Landowners who were unable to exercise their rights of retention under P.D. No. 27 shall enjoy the
retention rights granted by R.A. No. 6657 under the conditions therein prescribed. Subject to the above-
mentioned rulings all the petitions are DISMISSED, without pronouncement as to costs.





Association of Small Landowners vs Sec of Agrarian Reform
The subjects of this petition are a 9-hectare riceland worked by four tenants and owned by
petitioner Nicolas Manaay and his wife and a 5-hectare riceland worked by four tenants and
owned by petitioner Augustin Hermano, Jr. The tenants were declared full owners of these lands
by E.O. No. 228 as qualified farmers under P.D. No. 27.
The petitioners are questioning P.D. No. 27 and E.O. Nos. 228 and 229 on grounds inter alia of
separation of powers, due process, equal protection and the constitutional limitation that no
private property shall be taken for public use without just compensation.
They contend that President Aquino usurped legislative power when she promulgated E.O. No.
228. The said measure is invalid also for violation of Article XIII, Section 4, of the Constitution,
for failure to provide for retention limits for small landowners. Moreover, it does not conform to
Article VI, Section 25(4) and the other requisites of a valid appropriation.
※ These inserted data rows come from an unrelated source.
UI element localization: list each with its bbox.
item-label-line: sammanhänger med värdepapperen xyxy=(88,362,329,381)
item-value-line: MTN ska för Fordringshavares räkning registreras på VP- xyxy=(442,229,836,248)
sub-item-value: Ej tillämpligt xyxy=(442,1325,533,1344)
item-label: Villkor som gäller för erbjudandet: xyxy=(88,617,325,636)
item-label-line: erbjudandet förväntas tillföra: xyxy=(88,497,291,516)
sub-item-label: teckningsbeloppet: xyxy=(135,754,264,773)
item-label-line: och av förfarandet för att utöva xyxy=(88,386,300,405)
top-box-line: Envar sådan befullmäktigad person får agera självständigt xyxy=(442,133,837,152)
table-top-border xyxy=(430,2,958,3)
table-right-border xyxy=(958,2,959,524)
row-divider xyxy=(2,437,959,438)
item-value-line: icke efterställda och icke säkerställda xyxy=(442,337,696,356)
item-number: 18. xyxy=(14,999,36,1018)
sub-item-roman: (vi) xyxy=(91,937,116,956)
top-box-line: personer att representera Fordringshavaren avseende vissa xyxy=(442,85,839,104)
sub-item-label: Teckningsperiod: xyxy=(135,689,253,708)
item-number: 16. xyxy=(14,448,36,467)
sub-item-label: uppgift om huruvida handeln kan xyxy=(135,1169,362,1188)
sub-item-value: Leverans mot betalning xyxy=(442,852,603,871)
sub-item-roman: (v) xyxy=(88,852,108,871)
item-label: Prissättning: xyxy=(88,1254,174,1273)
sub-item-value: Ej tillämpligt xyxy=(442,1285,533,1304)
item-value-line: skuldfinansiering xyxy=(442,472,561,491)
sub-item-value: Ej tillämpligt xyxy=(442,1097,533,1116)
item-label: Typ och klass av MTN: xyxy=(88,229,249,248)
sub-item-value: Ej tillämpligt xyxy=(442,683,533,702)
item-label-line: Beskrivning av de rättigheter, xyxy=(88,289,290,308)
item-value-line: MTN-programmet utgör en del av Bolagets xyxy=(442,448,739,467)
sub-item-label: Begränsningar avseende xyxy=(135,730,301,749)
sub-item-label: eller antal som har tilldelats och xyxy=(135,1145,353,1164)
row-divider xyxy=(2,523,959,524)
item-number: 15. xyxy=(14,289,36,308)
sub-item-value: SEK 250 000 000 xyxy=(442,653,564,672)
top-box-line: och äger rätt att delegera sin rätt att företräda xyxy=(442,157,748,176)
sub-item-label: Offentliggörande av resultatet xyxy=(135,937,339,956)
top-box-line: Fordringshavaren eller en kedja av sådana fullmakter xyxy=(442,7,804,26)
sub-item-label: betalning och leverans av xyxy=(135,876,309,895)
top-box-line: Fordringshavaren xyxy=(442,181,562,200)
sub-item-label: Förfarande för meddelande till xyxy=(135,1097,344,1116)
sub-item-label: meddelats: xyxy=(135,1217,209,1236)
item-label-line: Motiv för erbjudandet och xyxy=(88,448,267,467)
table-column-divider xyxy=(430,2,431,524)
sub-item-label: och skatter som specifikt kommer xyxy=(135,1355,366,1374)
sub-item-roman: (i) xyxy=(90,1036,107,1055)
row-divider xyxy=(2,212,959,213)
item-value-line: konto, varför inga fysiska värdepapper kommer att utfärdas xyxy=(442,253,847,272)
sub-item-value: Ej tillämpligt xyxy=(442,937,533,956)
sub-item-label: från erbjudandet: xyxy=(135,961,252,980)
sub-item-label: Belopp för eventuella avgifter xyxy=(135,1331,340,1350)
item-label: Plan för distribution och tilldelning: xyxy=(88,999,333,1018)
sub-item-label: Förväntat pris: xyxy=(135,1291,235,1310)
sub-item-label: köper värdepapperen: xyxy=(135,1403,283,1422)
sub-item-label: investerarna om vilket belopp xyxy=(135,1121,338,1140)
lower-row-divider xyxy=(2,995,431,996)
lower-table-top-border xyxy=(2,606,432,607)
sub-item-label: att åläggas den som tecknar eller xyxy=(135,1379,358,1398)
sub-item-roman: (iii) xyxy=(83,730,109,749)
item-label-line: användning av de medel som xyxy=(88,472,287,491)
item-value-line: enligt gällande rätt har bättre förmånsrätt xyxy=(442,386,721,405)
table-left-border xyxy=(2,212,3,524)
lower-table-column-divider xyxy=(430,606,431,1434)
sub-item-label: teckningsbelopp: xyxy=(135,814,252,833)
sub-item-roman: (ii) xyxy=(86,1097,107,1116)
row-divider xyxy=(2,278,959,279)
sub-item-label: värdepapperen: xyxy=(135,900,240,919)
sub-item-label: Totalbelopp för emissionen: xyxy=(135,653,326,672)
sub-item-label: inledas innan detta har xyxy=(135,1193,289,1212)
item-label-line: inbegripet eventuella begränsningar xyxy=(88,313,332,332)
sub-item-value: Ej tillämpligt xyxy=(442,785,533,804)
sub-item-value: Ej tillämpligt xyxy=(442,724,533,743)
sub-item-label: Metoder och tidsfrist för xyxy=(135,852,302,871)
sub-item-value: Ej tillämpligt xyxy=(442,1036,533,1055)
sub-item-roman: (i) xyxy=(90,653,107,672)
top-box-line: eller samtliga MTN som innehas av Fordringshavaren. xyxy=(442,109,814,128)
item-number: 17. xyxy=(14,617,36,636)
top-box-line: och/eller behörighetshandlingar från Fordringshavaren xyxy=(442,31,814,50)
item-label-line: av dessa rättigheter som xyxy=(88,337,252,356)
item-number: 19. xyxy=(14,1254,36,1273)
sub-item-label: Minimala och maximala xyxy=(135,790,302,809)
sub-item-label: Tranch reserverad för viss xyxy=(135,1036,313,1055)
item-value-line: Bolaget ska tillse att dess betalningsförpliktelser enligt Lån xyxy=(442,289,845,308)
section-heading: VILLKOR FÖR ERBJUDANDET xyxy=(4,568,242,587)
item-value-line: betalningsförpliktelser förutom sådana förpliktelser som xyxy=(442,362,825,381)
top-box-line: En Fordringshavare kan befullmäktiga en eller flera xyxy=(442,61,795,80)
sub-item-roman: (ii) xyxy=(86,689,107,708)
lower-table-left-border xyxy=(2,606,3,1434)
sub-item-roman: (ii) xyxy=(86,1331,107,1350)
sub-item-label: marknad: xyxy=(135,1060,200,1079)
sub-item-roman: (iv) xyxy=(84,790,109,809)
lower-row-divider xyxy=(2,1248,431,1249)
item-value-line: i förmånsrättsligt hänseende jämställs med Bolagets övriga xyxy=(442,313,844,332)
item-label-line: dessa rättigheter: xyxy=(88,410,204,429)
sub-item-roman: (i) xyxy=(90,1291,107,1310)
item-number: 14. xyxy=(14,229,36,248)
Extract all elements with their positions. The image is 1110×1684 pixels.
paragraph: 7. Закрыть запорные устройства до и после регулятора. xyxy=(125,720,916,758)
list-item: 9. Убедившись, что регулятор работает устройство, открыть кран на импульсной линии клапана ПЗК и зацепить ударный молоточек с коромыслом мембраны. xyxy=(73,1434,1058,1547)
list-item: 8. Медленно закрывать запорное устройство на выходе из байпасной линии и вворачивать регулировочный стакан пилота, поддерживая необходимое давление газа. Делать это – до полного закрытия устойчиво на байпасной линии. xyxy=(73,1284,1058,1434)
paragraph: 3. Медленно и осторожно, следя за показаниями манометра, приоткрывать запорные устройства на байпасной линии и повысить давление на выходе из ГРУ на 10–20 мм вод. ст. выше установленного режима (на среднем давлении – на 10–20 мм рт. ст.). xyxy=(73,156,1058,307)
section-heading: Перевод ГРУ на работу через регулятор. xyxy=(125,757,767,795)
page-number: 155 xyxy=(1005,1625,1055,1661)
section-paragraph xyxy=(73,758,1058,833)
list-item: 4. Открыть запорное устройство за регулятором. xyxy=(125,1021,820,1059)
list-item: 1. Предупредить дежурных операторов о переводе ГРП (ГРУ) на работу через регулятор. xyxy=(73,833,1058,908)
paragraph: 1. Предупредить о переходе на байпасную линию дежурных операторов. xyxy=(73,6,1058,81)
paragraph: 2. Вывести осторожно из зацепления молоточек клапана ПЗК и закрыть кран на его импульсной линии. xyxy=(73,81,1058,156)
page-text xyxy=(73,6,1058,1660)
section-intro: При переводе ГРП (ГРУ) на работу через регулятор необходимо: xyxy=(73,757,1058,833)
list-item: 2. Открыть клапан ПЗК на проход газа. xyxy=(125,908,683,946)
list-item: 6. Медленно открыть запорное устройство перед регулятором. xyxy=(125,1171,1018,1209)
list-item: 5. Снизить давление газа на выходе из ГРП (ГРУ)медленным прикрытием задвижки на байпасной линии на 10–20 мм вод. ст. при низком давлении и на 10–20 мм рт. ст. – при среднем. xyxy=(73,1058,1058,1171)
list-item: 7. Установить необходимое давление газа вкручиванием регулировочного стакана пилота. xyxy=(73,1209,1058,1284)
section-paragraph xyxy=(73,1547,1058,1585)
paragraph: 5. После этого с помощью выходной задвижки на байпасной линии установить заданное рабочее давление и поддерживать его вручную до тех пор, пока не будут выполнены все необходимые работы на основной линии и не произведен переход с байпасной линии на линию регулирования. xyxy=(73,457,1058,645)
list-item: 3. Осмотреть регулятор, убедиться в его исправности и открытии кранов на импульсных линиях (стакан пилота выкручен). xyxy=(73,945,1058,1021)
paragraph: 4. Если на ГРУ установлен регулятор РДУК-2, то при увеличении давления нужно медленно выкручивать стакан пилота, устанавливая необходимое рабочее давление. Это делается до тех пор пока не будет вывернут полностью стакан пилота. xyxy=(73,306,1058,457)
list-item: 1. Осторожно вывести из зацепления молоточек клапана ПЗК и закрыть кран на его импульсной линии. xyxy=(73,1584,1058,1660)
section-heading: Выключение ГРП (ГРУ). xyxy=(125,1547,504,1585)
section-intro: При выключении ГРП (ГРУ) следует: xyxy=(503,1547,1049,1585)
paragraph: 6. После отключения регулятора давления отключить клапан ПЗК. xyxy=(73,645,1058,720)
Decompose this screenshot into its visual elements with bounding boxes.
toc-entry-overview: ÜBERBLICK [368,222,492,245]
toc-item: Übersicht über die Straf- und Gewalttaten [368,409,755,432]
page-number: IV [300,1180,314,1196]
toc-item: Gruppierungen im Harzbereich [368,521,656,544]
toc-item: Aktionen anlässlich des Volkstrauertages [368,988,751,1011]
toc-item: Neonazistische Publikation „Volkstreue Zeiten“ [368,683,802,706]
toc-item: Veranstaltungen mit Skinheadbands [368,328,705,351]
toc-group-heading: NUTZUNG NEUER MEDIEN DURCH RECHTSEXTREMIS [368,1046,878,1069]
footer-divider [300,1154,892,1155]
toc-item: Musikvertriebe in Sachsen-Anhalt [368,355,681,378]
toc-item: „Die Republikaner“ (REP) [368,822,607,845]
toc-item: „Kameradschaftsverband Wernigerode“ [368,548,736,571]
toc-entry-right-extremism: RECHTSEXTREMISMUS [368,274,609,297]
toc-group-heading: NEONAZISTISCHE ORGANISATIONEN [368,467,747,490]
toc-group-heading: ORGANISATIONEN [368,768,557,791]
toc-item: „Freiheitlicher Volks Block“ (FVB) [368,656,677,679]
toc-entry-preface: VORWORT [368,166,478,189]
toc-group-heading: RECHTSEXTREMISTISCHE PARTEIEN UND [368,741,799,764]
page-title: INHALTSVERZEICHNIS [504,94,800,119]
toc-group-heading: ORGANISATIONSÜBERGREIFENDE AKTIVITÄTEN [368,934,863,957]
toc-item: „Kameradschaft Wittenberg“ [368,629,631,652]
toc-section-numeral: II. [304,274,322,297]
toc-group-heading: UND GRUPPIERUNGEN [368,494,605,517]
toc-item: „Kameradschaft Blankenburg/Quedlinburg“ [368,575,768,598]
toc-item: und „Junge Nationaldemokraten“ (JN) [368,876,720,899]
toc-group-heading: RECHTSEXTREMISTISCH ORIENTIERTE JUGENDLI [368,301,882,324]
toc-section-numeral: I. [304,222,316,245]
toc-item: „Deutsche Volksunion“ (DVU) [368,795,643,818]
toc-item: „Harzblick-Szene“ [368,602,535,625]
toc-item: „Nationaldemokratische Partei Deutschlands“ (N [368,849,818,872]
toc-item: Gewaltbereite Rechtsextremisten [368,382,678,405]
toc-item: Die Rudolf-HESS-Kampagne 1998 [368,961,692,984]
Eminent domain is an inherent power of the State that enables it to forcibly acquire private
lands intended for public use upon payment of just compensation to the owner. Obviously, there
is no need to expropriate where the owner is willing to sell under terms also acceptable to the
purchaser, in which case an ordinary deed of sale may be agreed upon by the parties. It is only
where the owner is unwilling to sell, or cannot accept the price or other conditions offered by the
vendee, that the power of eminent domain will come into play to assert the paramount authority
of the State over the interests of the property owner. Private rights must then yield to the
irresistible demands of the public interest on the time-honored justification, as in the case of the
police power, that the welfare of the people is the supreme law.